By James Scott on Jul 17, 2012
"One of the greatest weaknesses we see from leadership in the church is not understanding the audience the leader is speaking to," says James Scott.
One of the greatest weaknesses we see from leadership in the church is not understanding the audience the leader is speaking to.
Here's a big case in point:
Today, we often see and hear leaders take to a wide stage in front of a large congregation, where they routinely challenge people to "pursue greatness." That's a challenge Jesus did not spend time making to His followers, yet many church leaders today spend an inordinate amount of time on.
As a result, I've heard from many who sit through these messages and increasingly feel inadequate. They don't have "great dreams" of leading congregations, organizations, or corporations. Their gifts, talents, skills, interests, and direct leading from the Holy Spirit don't have anything to do with "pursuing greatness."
Instead, what these men and women see as doing something "great" is being the best parent they can be, working on having a great marriage that lasts, being a true and loyal friend to others, caring about the less fortunate and those in need around them, and doing their best to see and use opportunities to be a witness for Christ.

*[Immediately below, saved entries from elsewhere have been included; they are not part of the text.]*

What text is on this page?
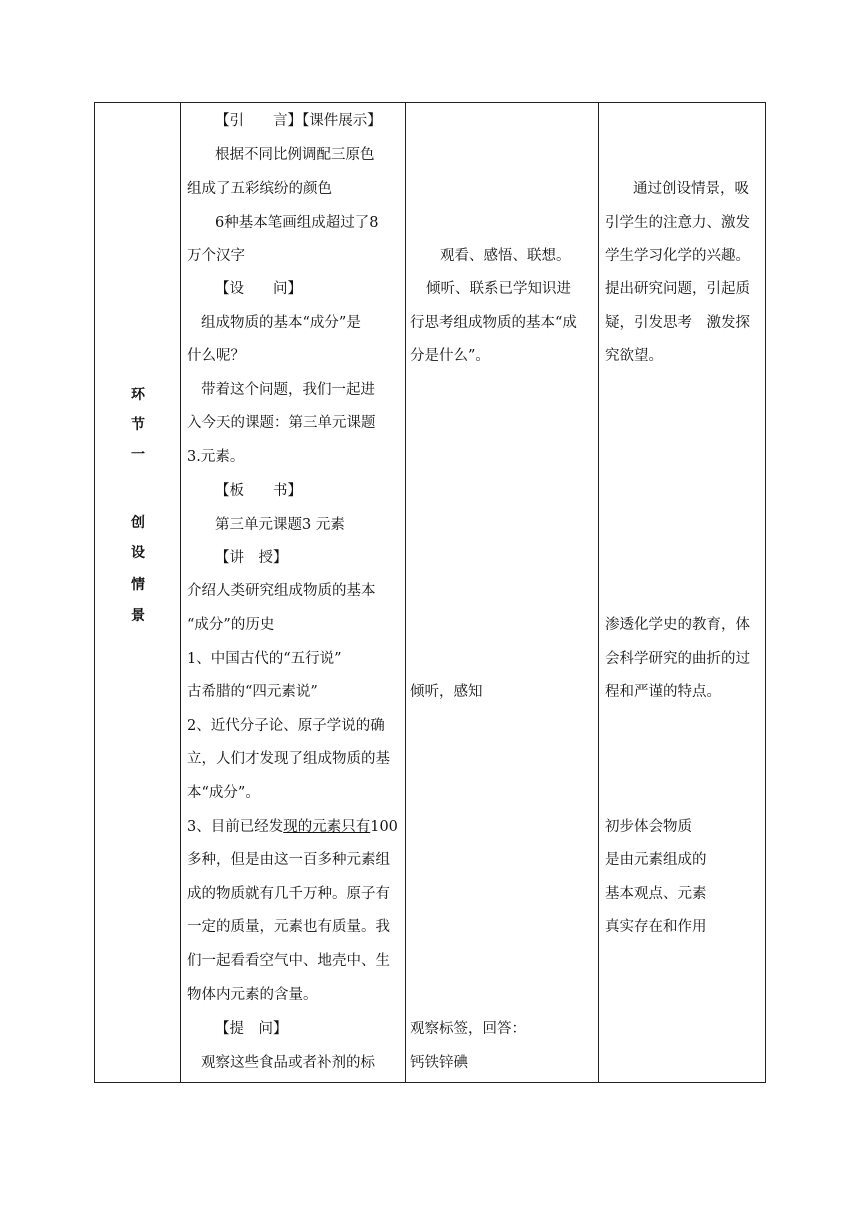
环
节
一
创
设
情
景
【引　　言】【课件展示】
根据不同比例调配三原色
组成了五彩缤纷的颜色
6种基本笔画组成超过了8
万个汉字
【设　　问】
组成物质的基本“成分”是
什么呢？
带着这个问题，我们一起进
入今天的课题：第三单元课题
3.元素。
【板　　书】
第三单元课题3 元素
【讲　授】
介绍人类研究组成物质的基本
“成分”的历史
1、中国古代的“五行说”
古希腊的“四元素说”
2、近代分子论、原子学说的确
立，人们才发现了组成物质的基
本“成分”。
3、目前已经发现的元素只有100
多种，但是由这一百多种元素组
成的物质就有几千万种。原子有
一定的质量，元素也有质量。我
们一起看看空气中、地壳中、生
物体内元素的含量。
【提　问】
观察这些食品或者补剂的标
观看、感悟、联想。
倾听、联系已学知识进
行思考组成物质的基本“成
分是什么”。
倾听，感知
观察标签，回答：
钙铁锌碘
通过创设情景，吸
引学生的注意力、激发
学生学习化学的兴趣。
提出研究问题，引起质
疑，引发思考　激发探
究欲望。
渗透化学史的教育，体
会科学研究的曲折的过
程和严谨的特点。
初步体会物质
是由元素组成的
基本观点、元素
真实存在和作用
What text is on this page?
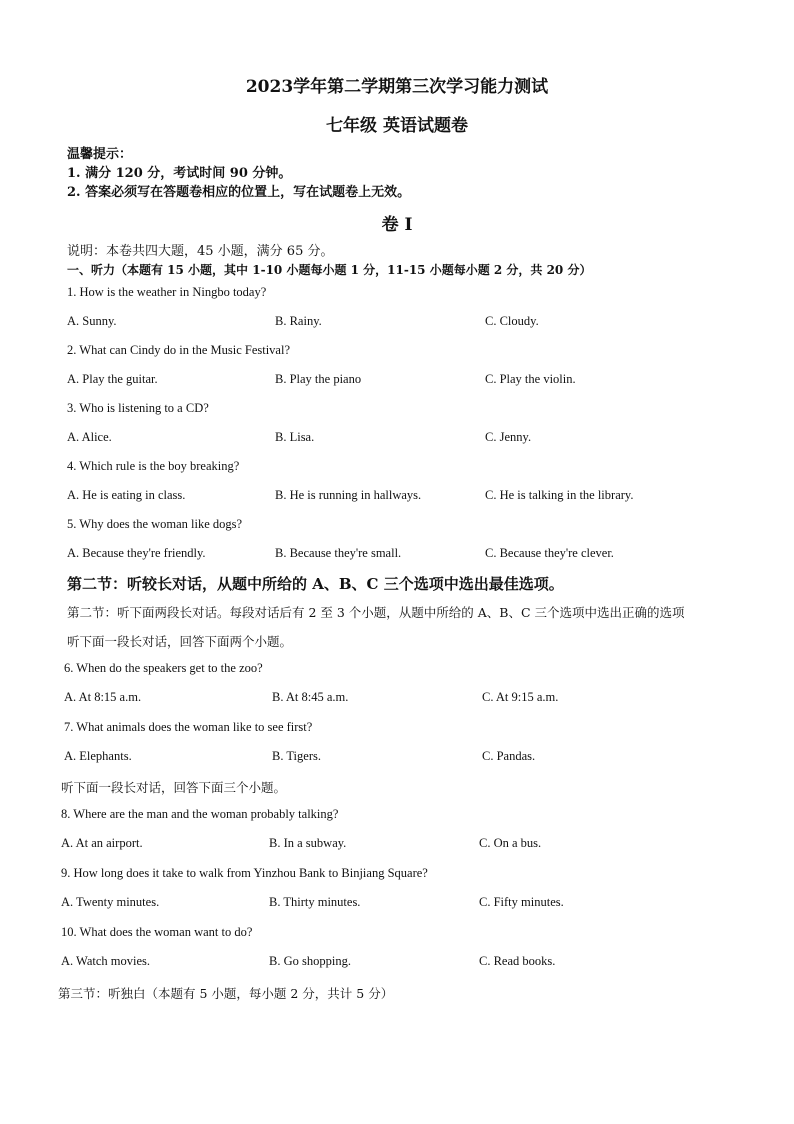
2023学年第二学期第三次学习能力测试
七年级 英语试题卷
温馨提示：
1. 满分 120 分，考试时间 90 分钟。
2. 答案必须写在答题卷相应的位置上，写在试题卷上无效。
卷 I
说明：本卷共四大题，45 小题，满分 65 分。
一、听力（本题有 15 小题，其中 1-10 小题每小题 1 分，11-15 小题每小题 2 分，共 20 分）
1. How is the weather in Ningbo today?
A. Sunny.	B. Rainy.	C. Cloudy.
2. What can Cindy do in the Music Festival?
A. Play the guitar.	B. Play the piano	C. Play the violin.
3. Who is listening to a CD?
A. Alice.	B. Lisa.	C. Jenny.
4. Which rule is the boy breaking?
A. He is eating in class.	B. He is running in hallways.	C. He is talking in the library.
5. Why does the woman like dogs?
A. Because they're friendly.	B. Because they're small.	C. Because they're clever.
第二节：听较长对话，从题中所给的 A、B、C 三个选项中选出最佳选项。
第二节：听下面两段长对话。每段对话后有 2 至 3 个小题，从题中所给的 A、B、C 三个选项中选出正确的选项
听下面一段长对话，回答下面两个小题。
6. When do the speakers get to the zoo?
A. At 8:15 a.m.	B. At 8:45 a.m.	C. At 9:15 a.m.
7. What animals does the woman like to see first?
A. Elephants.	B. Tigers.	C. Pandas.
听下面一段长对话，回答下面三个小题。
8. Where are the man and the woman probably talking?
A. At an airport.	B. In a subway.	C. On a bus.
9. How long does it take to walk from Yinzhou Bank to Binjiang Square?
A. Twenty minutes.	B. Thirty minutes.	C. Fifty minutes.
10. What does the woman want to do?
A. Watch movies.	B. Go shopping.	C. Read books.
第三节：听独白（本题有 5 小题，每小题 2 分，共计 5 分）
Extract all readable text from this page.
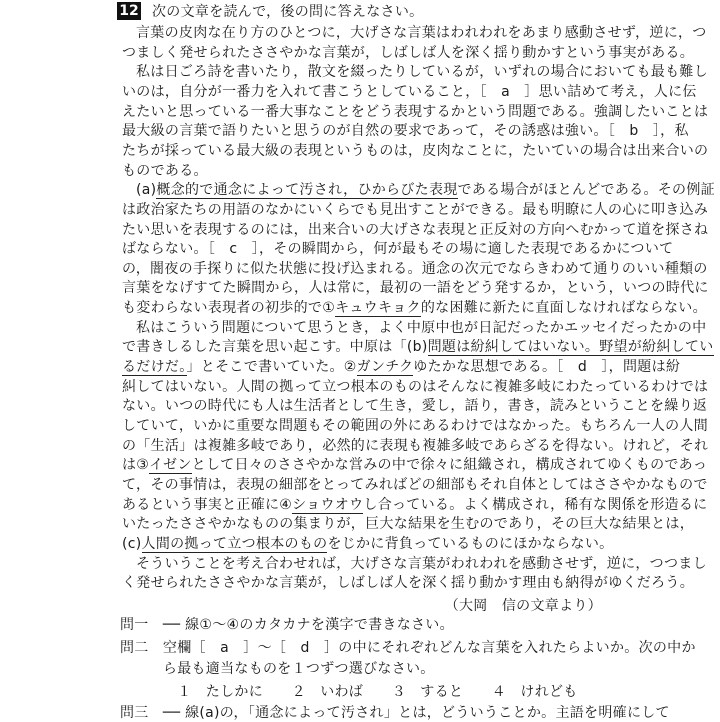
12 次の文章を読んで，後の問に答えなさい。
言葉の皮肉な在り方のひとつに，大げさな言葉はわれわれをあまり感動させず，逆に，つ
つましく発せられたささやかな言葉が，しばしば人を深く揺り動かすという事実がある。
私は日ごろ詩を書いたり，散文を綴ったりしているが，いずれの場合においても最も難し
いのは，自分が一番力を入れて書こうとしていること，［　a　］思い詰めて考え，人に伝
えたいと思っている一番大事なことをどう表現するかという問題である。強調したいことは
最大級の言葉で語りたいと思うのが自然の要求であって，その誘惑は強い。［　b　］，私
たちが採っている最大級の表現というものは，皮肉なことに，たいていの場合は出来合いの
ものである。
(a)概念的で通念によって汚され，ひからびた表現である場合がほとんどである。その例証
は政治家たちの用語のなかにいくらでも見出すことができる。最も明瞭に人の心に叩き込み
たい思いを表現するのには，出来合いの大げさな表現と正反対の方向へむかって道を探さね
ばならない。［　c　］，その瞬間から，何が最もその場に適した表現であるかについて
の，闇夜の手探りに似た状態に投げ込まれる。通念の次元でならきわめて通りのいい種類の
言葉をなげすてた瞬間から，人は常に，最初の一語をどう発するか，という，いつの時代に
も変わらない表現者の初歩的で①キュウキョク的な困難に新たに直面しなければならない。
私はこういう問題について思うとき，よく中原中也が日記だったかエッセイだったかの中
で書きしるした言葉を思い起こす。中原は「(b)問題は紛糾してはいない。野望が紛糾してい
るだけだ。」とそこで書いていた。②ガンチクゆたかな思想である。［　d　］，問題は紛
糾してはいない。人間の拠って立つ根本のものはそんなに複雑多岐にわたっているわけでは
ない。いつの時代にも人は生活者として生き，愛し，語り，書き，読みということを繰り返
していて，いかに重要な問題もその範囲の外にあるわけではなかった。もちろん一人の人間
の「生活」は複雑多岐であり，必然的に表現も複雑多岐であらざるを得ない。けれど，それ
は③イゼンとして日々のささやかな営みの中で徐々に組織され，構成されてゆくものであっ
て，その事情は，表現の細部をとってみればどの細部もそれ自体としてはささやかなもので
あるという事実と正確に④ショウオウし合っている。よく構成され，稀有な関係を形造るに
いたったささやかなものの集まりが，巨大な結果を生むのであり，その巨大な結果とは，
(c)人間の拠って立つ根本のものをじかに背負っているものにほかならない。
そういうことを考え合わせれば，大げさな言葉がわれわれを感動させず，逆に，つつまし
く発せられたささやかな言葉が，しばしば人を深く揺り動かす理由も納得がゆくだろう。
（大岡　信の文章より）
問一　── 線①～④のカタカナを漢字で書きなさい。
問二　空欄［　a　］～［　d　］の中にそれぞれどんな言葉を入れたらよいか。次の中か
　　　ら最も適当なものを１つずつ選びなさい。
　　　　１　たしかに　　２　いわば　　３　すると　　４　けれども
問三　── 線(a)の，「通念によって汚され」とは，どういうことか。主語を明確にして
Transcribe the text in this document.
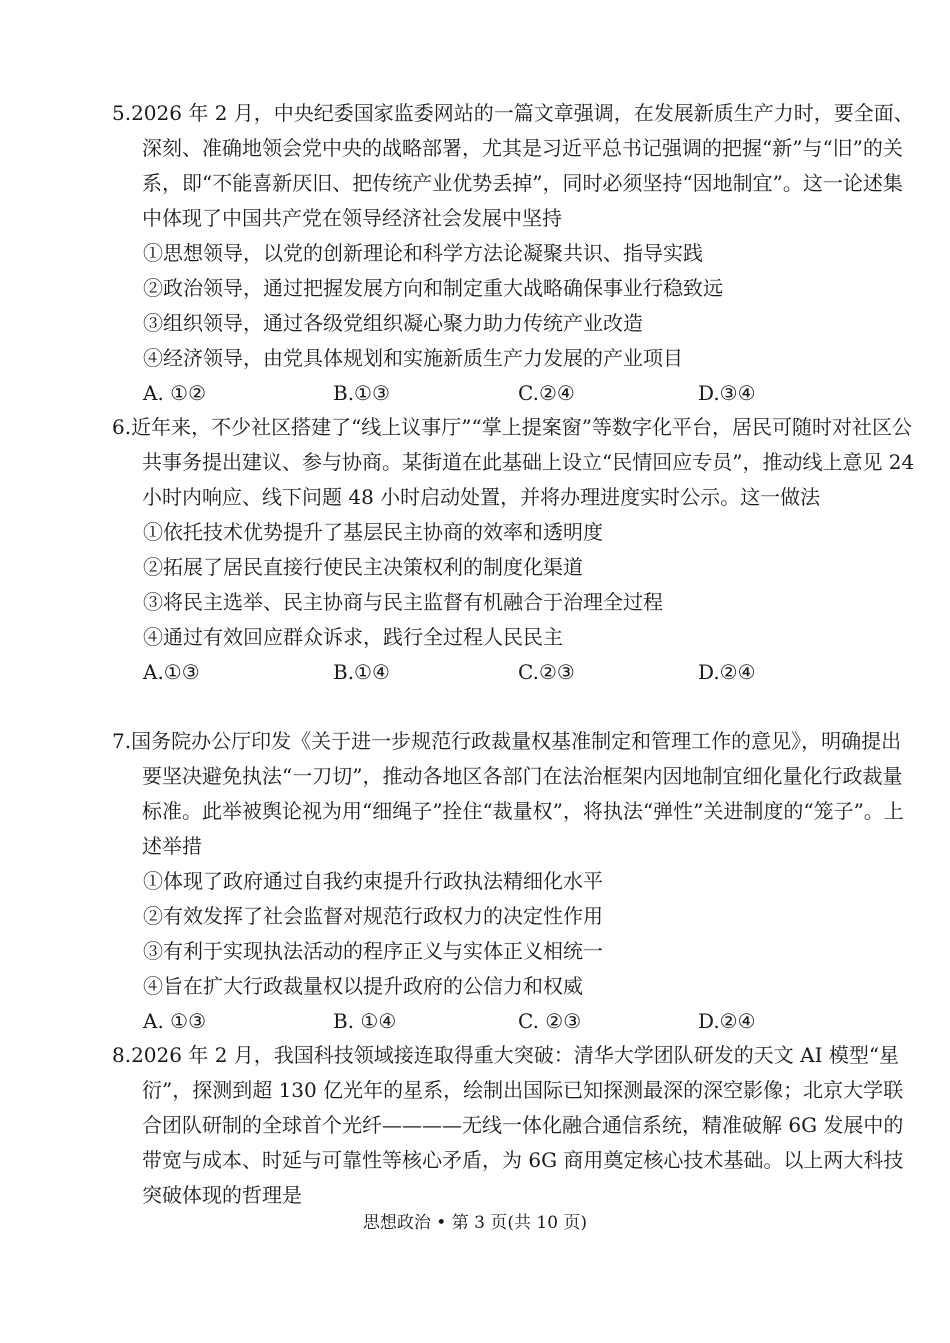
5.2026 年 2 月，中央纪委国家监委网站的一篇文章强调，在发展新质生产力时，要全面、深刻、准确地领会党中央的战略部署，尤其是习近平总书记强调的把握“新”与“旧”的关系，即“不能喜新厌旧、把传统产业优势丢掉”，同时必须坚持“因地制宜”。这一论述集中体现了中国共产党在领导经济社会发展中坚持

①思想领导，以党的创新理论和科学方法论凝聚共识、指导实践

②政治领导，通过把握发展方向和制定重大战略确保事业行稳致远

③组织领导，通过各级党组织凝心聚力助力传统产业改造

④经济领导，由党具体规划和实施新质生产力发展的产业项目

A. ①②	B.①③	C.②④	D.③④

6.近年来，不少社区搭建了“线上议事厅”“掌上提案窗”等数字化平台，居民可随时对社区公共事务提出建议、参与协商。某街道在此基础上设立“民情回应专员”，推动线上意见 24 小时内响应、线下问题 48 小时启动处置，并将办理进度实时公示。这一做法

①依托技术优势提升了基层民主协商的效率和透明度

②拓展了居民直接行使民主决策权利的制度化渠道

③将民主选举、民主协商与民主监督有机融合于治理全过程

④通过有效回应群众诉求，践行全过程人民民主

A.①③	B.①④	C.②③	D.②④

7.国务院办公厅印发《关于进一步规范行政裁量权基准制定和管理工作的意见》，明确提出要坚决避免执法“一刀切”，推动各地区各部门在法治框架内因地制宜细化量化行政裁量标准。此举被舆论视为用“细绳子”拴住“裁量权”，将执法“弹性”关进制度的“笼子”。上述举措

①体现了政府通过自我约束提升行政执法精细化水平

②有效发挥了社会监督对规范行政权力的决定性作用

③有利于实现执法活动的程序正义与实体正义相统一

④旨在扩大行政裁量权以提升政府的公信力和权威

A. ①③	B. ①④	C. ②③	D.②④

8.2026 年 2 月，我国科技领域接连取得重大突破：清华大学团队研发的天文 AI 模型“星衍”，探测到超 130 亿光年的星系，绘制出国际已知探测最深的深空影像；北京大学联合团队研制的全球首个光纤————无线一体化融合通信系统，精准破解 6G 发展中的带宽与成本、时延与可靠性等核心矛盾，为 6G 商用奠定核心技术基础。以上两大科技突破体现的哲理是

思想政治 • 第 3 页(共 10 页)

If they can pull that off well and consistently, they believe they will have done something great with their lives.
They are right!
They don't have the dream of leading thousands, writing a best-seller, standing in a spotlight on any stage, or having any celebrity status. Instead, they want to pursue the more modest "dreams" God has given them.
So why do these leaders continue to take the stage and challenge them to greatness?
Perhaps in their own preoccupation with, and pursuit of, greatness they have lost touch with who they are talking to.
Who are you talking to?
Editor's Note: Do you think there's a problem with encouraging your congregation to "dream big" and pursue greatness for the kingdom? Is this a trend or something more substantial?